Alpine Anatomy: The Mountain Art of Arnold Shives

By John Grande, Edward Lucie-Smith, Darrin J. Martens, Toni Onley, Glenn Woodsworth, Bill Jeffries

Review By Devon Smither

November 4, 2013

BC Studies no. 181 Spring 2014  | p. 158-59

Alpine Anatomy: The Mountain Art of Arnold Shives celebrates the North Vancouver printmaker and painter’s representations of British Columbia’s sublime mountainous landscape. The book offers an overview of Shives’ career and includes five essays by Bill Jeffries, Edward Lucie-Smith, Darrin J. Martens, Toni Onley, and concludes with an interview between John Grande and Shives himself.

Alpine Anatomy is a personal and critical examination of an artist who occupies an important position in the history of printmaking in British Columbia. The book will introduce Shives to a general audience interested in learning more about this lesser known Canadian artist. It is also a valuable resource for students and academics looking to undertake further research about Shives’ unique visual explorations of the British Columbian landscape.

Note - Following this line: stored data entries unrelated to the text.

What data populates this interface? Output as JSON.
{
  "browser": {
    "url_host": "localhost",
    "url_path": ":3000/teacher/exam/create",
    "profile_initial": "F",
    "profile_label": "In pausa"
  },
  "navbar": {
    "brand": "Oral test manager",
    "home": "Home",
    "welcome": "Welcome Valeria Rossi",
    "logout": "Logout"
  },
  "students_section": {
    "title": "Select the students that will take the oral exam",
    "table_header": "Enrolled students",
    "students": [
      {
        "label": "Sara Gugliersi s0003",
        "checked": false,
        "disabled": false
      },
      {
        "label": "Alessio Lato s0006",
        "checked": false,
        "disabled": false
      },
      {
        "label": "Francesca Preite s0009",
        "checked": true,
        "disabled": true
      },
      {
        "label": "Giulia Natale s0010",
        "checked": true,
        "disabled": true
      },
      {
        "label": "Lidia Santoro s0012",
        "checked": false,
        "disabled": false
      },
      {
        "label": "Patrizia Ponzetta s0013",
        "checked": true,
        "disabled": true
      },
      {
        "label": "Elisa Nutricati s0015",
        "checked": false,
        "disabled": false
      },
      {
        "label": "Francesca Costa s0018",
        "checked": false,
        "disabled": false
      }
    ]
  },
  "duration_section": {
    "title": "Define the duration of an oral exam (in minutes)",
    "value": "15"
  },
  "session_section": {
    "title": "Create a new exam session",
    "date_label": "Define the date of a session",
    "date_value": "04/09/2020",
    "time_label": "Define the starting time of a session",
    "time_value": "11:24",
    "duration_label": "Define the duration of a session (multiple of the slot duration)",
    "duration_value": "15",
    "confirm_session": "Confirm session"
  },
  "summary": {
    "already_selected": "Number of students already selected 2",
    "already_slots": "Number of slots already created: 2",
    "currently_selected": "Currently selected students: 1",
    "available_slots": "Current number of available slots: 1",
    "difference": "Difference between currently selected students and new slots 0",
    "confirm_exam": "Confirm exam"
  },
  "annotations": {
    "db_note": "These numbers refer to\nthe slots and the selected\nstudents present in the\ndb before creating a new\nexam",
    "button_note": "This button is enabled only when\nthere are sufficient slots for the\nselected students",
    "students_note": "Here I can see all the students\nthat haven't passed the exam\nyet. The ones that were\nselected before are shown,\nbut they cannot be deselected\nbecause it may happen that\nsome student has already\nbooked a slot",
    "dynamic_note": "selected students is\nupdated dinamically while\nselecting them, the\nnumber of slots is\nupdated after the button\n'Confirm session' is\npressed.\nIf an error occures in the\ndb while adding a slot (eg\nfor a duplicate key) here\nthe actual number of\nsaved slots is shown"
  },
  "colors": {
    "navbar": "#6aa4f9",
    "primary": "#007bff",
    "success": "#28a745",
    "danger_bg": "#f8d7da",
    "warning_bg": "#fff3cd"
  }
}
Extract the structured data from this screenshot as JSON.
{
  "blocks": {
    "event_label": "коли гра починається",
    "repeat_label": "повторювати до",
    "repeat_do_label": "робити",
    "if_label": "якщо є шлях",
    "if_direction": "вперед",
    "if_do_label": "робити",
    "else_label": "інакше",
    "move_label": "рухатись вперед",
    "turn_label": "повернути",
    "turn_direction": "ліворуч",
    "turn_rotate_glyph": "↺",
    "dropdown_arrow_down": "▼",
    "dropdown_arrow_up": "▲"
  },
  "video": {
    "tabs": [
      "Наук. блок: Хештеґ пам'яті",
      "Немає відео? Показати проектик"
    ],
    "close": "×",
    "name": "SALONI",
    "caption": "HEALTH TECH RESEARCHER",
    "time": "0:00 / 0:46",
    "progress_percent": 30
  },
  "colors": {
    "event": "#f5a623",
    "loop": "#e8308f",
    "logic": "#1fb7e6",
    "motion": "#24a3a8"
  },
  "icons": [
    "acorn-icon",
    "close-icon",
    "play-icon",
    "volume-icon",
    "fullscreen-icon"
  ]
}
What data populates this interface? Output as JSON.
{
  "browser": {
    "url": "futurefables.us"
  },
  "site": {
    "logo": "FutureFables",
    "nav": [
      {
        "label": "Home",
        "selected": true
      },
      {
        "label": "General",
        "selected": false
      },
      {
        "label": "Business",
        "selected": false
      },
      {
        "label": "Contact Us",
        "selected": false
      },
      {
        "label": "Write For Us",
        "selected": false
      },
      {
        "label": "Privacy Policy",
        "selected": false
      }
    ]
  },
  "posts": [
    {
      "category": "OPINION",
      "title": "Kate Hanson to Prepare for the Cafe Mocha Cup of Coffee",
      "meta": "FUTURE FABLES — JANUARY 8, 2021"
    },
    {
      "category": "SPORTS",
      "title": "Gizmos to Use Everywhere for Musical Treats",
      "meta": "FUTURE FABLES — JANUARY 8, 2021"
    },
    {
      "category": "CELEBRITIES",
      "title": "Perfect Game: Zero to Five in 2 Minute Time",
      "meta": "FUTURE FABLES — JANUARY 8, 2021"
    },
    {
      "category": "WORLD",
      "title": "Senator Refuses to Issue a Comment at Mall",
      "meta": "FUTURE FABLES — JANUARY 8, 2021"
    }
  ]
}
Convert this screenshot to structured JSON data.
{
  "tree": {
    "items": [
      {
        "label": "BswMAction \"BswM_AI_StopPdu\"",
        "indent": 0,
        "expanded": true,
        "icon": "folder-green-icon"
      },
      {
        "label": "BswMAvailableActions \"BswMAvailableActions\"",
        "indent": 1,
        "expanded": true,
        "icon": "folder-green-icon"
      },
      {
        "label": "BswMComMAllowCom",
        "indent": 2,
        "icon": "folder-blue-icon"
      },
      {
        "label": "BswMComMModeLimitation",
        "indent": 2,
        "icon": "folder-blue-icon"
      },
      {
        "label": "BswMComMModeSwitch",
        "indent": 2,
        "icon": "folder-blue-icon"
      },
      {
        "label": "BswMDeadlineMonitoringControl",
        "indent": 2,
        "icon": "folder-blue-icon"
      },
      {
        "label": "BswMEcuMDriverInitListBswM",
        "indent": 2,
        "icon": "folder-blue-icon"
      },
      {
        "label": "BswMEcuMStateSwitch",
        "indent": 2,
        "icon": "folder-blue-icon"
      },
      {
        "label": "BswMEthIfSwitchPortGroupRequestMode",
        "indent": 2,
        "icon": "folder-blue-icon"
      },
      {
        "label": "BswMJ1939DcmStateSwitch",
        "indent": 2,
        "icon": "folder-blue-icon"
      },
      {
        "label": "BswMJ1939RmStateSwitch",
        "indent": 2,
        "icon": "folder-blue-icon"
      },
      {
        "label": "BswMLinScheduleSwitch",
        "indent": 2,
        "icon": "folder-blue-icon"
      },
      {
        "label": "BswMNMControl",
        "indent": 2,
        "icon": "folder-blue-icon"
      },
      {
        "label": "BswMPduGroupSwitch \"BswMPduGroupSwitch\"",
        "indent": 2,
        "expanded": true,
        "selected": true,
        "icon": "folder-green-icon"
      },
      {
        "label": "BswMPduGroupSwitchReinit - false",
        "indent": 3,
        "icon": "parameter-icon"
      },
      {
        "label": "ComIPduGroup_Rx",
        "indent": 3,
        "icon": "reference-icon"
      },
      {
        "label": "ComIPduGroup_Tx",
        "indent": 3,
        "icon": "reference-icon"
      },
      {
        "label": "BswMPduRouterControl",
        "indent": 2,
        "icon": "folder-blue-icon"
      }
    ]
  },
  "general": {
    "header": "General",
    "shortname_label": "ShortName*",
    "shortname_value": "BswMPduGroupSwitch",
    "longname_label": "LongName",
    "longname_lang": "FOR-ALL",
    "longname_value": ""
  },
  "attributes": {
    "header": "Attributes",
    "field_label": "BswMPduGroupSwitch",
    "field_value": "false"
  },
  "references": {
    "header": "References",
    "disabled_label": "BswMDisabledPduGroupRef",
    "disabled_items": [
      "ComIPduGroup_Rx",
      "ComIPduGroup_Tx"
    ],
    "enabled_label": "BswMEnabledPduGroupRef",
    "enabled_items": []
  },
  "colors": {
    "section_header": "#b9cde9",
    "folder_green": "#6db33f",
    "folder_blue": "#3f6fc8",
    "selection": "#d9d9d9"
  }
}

The critical essays and the interview convey the profound spiritual connection and empathy Shives has with the barren peaks and vast forests of British Columbia that have inspired his best known large-scale prints. Woodsworth’s essay provides personal insight into the artist’s early years as both a mountaineer and emerging artist, but would have benefitted from more formal analysis and consideration of the visual connections between the artworks and the dangerous treks undertaken by Shives. The early essays are wonderfully written personal testaments to an artist who the authors clearly admire and whose friendship is held dear, a fact that is particularly evident in Onley’s brief but moving text. Lucie-Smith and Jeffries dig deeper, teasing out the varied influence of Shives’ mountaineering, environmentalism, Christian spirituality, Romanticism, Transcendentalism, and Concrete poetry on his artistic practice. The essay by Martens, and Grande’s interview with Shives, both explore the artist’s use of relief printing and offer further insight into the artist’s influences, from Cézanne, David Milne, and Paul Klee, to William de Kooning and Paterson Ewen.

While Alpine Anatomy is by no means a deeply theoretical art history text, it does offer some of the most comprehensive and thoughtful accounts of Shives’ work. That being said, the text would have benefitted from a longer biography of Shives, a list of exhibitions, and a bibliography. This kind of basic information would aid students and scholars interested in undertaking more research on Shives, an artist who is deserving of more critical attention. The book also contains seventy-five colour reproductions, organized chronologically from 1961 to 2010. For those unfamiliar with Shives’ oeuvre, it is unfortunate that the images reproduced in the book are uncatalogued, often making cross-referencing between the titles mentioned in the essays and the images themselves a frustrating process. However, despite these minor flaws, the book offers valuable personal insight and some of best formal and critical analyses of Shives’ work published to date.

Alpine Anatomy: The Mountain Art of Arnold Shives
John Grande, Edward Lucie-Smith, Darrin J. Martens, Toni Onley, Glenn Woodsworth, and Bill Jeffries 
Vancouver: Tricouni Press, 2012. 126 pp. Illus. $39.95 paper.